Heart-failure patients lose years of life when air pollution is a neighbor
Long-term daily exposure to air pollution carrying fine particulate matter poses a significant risk of all-cause mortality for people with heart failure (HF).
So found researchers who studied more than 23,000 heart-failure patients residing in North Carolina across urban, suburban and rural areas.
Led by Cavin Ward‐Caviness, PhD, of the U.S. Environmental Protection Agency’s Public Health & Integrated Toxicology Division, the team focused on air pollution bearing particulates smaller than 2.5 microns in diameter (PM2.5). Examples include vehicle exhaust, campfires and fumes from cooking food at high temperatures.
By comparison, airborne particulates like dust, pollen and mold may be as large as 9.9 microns in diameter, while a strand of human hair has a diameter of 50 to 70 microns.
Ward-Caviness and colleagues found that HF patients with elevated exposures to PM2.5 pollutants—most of whom lived in or near cities—lost an average 0.84 years of life over a five-year period.

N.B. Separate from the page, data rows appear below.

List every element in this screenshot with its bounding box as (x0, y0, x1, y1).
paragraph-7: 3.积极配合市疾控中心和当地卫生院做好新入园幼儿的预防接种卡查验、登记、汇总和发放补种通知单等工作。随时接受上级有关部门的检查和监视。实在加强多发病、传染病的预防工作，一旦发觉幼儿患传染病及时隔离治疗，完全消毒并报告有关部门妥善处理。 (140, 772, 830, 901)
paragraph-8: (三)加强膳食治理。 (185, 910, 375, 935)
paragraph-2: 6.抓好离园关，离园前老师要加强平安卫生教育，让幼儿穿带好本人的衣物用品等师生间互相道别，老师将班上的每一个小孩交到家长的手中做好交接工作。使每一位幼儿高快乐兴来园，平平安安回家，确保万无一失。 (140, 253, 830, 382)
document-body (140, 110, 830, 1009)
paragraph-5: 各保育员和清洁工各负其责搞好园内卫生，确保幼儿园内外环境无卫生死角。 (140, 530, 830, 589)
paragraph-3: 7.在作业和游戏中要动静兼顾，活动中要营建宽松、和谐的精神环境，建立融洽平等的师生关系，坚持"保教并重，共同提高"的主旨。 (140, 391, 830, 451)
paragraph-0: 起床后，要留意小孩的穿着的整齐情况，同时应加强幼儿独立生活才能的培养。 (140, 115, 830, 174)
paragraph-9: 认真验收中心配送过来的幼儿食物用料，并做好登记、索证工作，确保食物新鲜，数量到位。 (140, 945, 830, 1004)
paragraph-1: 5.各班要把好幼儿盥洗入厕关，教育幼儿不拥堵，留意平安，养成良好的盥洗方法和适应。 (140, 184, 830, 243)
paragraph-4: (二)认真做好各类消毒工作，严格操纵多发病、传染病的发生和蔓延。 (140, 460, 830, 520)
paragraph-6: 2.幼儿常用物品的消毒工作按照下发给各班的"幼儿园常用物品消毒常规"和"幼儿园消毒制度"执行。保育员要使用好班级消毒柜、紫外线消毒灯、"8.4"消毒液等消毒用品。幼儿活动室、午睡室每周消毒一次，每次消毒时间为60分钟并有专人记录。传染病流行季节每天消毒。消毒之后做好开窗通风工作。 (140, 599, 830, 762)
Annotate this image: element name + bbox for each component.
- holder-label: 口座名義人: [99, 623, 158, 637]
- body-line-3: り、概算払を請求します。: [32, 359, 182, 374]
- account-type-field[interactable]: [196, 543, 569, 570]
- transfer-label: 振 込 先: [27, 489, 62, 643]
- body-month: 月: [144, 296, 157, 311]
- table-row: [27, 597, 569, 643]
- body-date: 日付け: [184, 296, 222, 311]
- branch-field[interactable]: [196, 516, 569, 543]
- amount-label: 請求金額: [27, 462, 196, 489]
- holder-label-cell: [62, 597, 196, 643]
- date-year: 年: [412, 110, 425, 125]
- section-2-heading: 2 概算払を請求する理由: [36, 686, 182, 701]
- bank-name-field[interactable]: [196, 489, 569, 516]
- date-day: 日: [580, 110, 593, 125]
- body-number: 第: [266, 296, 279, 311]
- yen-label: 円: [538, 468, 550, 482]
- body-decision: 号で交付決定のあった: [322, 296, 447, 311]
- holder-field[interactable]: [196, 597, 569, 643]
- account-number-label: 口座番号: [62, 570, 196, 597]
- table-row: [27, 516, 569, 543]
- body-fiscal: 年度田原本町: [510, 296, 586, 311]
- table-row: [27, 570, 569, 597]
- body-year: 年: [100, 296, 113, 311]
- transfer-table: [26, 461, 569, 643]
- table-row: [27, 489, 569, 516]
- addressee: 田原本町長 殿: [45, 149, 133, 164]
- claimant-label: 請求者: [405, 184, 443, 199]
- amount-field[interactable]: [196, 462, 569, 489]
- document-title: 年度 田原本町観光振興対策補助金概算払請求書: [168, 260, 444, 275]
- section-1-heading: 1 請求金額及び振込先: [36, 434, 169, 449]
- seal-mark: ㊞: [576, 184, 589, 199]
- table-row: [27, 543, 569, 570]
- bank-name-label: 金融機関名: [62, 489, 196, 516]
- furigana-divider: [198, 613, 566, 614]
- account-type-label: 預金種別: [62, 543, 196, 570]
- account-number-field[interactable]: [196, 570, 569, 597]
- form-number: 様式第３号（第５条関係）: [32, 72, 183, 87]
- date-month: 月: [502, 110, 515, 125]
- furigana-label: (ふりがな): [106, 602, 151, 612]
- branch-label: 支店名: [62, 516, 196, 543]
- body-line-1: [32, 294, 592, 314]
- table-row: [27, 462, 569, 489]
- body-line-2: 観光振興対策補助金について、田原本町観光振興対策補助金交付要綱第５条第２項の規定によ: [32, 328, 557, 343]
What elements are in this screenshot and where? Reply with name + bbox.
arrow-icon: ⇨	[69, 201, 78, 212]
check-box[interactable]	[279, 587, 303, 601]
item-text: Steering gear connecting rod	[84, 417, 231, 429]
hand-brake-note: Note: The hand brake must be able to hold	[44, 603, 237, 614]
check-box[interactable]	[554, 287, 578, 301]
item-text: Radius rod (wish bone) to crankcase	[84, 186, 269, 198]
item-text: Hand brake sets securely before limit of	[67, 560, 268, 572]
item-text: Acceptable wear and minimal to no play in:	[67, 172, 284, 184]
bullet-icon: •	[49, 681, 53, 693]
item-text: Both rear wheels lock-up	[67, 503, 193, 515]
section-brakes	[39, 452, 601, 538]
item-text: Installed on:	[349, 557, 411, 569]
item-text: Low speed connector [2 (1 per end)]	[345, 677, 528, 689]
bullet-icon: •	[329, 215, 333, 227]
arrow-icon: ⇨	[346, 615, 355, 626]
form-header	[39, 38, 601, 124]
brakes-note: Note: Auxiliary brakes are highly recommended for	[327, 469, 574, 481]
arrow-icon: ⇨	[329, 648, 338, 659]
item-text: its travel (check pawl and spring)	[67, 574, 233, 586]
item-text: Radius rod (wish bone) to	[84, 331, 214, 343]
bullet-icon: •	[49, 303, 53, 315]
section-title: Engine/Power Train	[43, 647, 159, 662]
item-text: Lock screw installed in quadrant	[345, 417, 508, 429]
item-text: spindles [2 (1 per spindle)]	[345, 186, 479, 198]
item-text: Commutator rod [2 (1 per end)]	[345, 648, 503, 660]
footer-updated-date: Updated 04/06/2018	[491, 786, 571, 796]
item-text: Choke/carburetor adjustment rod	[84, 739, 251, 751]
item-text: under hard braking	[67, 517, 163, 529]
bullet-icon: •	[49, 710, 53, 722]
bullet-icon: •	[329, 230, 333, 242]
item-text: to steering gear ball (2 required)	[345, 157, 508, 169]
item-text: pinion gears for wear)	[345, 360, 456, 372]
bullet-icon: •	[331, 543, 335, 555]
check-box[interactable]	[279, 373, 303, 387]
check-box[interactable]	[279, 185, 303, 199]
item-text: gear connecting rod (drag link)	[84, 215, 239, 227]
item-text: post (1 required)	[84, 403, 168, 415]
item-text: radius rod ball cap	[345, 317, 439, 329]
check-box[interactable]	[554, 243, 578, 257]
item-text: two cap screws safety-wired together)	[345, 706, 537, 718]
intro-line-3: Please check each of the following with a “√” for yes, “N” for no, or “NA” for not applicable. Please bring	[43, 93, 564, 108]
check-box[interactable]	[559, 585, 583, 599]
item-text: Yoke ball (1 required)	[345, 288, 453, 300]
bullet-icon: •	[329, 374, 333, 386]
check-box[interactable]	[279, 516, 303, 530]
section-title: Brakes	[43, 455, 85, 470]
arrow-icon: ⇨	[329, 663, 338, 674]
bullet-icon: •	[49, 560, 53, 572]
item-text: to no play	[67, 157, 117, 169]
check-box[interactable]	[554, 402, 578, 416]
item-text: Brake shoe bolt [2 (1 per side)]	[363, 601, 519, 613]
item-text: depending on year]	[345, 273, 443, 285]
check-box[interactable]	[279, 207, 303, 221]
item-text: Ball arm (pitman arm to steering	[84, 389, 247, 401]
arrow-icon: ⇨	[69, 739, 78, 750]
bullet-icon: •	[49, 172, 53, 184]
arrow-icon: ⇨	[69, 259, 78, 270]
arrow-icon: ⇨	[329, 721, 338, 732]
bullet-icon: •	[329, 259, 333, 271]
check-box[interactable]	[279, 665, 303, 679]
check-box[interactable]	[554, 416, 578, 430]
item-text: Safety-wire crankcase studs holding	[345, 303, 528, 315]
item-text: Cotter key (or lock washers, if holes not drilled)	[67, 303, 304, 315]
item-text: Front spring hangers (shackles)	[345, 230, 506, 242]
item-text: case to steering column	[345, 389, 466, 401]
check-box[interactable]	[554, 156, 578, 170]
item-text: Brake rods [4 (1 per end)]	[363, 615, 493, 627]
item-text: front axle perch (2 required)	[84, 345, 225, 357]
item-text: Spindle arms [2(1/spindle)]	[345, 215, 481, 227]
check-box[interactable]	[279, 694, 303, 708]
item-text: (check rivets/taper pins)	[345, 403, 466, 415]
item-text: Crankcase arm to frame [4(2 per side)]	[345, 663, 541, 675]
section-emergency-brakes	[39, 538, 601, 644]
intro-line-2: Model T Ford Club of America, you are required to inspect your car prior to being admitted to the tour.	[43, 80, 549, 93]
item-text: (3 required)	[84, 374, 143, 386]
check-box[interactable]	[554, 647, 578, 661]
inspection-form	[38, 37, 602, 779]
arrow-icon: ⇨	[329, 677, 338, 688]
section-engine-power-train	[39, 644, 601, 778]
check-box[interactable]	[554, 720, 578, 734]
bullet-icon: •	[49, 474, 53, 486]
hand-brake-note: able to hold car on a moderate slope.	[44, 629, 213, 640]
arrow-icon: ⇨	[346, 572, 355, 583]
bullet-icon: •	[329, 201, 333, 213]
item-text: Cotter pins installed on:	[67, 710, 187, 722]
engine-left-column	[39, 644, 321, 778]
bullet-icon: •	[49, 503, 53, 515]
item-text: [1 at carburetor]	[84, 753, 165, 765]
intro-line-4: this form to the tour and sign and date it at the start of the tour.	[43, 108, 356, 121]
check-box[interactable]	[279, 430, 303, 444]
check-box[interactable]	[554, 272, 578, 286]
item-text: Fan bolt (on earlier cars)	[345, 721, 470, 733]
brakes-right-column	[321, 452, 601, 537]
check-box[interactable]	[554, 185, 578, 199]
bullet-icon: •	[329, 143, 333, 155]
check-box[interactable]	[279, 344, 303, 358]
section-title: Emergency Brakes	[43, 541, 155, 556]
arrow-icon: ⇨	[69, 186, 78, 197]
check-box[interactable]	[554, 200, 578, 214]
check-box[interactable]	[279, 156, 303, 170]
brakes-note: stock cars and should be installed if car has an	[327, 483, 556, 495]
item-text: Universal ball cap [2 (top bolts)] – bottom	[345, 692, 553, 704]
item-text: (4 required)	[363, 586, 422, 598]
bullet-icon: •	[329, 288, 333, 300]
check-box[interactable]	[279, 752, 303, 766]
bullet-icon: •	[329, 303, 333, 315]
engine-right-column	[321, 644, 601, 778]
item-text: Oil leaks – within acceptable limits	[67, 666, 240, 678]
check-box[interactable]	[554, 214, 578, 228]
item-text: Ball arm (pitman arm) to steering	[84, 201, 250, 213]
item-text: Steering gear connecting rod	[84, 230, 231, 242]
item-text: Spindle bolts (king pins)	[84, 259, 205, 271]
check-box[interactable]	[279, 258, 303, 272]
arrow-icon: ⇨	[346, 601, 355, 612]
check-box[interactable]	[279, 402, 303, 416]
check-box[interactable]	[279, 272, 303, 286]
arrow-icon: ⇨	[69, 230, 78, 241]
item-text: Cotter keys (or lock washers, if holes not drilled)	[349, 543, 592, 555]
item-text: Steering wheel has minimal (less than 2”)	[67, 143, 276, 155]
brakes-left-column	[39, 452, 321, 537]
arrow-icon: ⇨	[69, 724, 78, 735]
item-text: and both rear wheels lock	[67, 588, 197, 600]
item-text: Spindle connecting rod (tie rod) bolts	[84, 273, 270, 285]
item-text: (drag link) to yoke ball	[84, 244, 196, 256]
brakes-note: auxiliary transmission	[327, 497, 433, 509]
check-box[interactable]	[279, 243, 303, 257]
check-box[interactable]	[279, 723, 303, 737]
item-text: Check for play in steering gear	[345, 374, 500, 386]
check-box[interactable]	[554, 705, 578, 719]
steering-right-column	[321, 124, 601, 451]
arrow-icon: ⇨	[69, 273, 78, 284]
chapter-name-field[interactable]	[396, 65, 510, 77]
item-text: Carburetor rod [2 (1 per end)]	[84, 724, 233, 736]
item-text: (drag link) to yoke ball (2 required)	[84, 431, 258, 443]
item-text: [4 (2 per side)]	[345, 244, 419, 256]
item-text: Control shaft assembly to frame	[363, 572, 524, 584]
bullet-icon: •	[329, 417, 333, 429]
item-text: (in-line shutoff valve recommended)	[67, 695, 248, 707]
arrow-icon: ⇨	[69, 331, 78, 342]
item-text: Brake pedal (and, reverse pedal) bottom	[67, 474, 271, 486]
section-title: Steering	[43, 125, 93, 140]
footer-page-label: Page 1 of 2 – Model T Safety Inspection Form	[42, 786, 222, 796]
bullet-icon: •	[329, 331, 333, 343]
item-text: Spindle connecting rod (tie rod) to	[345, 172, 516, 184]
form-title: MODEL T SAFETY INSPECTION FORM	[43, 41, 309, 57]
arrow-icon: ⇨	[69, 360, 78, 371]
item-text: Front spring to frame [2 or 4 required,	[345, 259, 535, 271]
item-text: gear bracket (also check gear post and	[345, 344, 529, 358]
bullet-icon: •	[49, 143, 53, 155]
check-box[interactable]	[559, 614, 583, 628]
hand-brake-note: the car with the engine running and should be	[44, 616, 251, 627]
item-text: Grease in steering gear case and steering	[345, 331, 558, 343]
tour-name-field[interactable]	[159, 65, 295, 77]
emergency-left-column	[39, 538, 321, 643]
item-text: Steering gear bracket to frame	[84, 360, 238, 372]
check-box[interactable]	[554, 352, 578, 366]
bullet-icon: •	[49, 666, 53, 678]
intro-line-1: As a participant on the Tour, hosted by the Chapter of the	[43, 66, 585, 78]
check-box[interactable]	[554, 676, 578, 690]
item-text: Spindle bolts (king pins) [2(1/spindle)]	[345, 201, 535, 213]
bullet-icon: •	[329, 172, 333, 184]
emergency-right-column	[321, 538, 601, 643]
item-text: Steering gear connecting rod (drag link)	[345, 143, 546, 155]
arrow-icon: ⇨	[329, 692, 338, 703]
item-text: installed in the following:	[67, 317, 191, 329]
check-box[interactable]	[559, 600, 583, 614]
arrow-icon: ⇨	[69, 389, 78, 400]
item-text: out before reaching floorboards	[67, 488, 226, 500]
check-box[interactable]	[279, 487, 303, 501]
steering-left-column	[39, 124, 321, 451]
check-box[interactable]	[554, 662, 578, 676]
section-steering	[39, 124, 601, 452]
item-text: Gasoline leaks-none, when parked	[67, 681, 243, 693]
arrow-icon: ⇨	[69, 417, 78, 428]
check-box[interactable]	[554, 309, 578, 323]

Mortality risk differed slightly by heart failure subtype, systolic vs. diastolic, but this rate held even for people living in areas with PM2.5 concentrations below the acceptable national standard (12 micrograms of PM2.5 particulates per cubic meter).
The study posted online March 16 in the Journal of the American Heart Association.
“The observation of a significant association between annual average PM2.5 exposure and mortality in HF patients implicates long‐term exposure to poor air quality as a risk factor for poor clinical outcomes among HF patients,” Ward-Caviness et al. conclude. “These data provide further evidence that long‐term exposure to ambient air particle pollution contributes to heart disease and mortality and underscore the need to better understand environmental exposures as potentially modifiable risk factors in highly vulnerable populations.”
The study is available in full for free.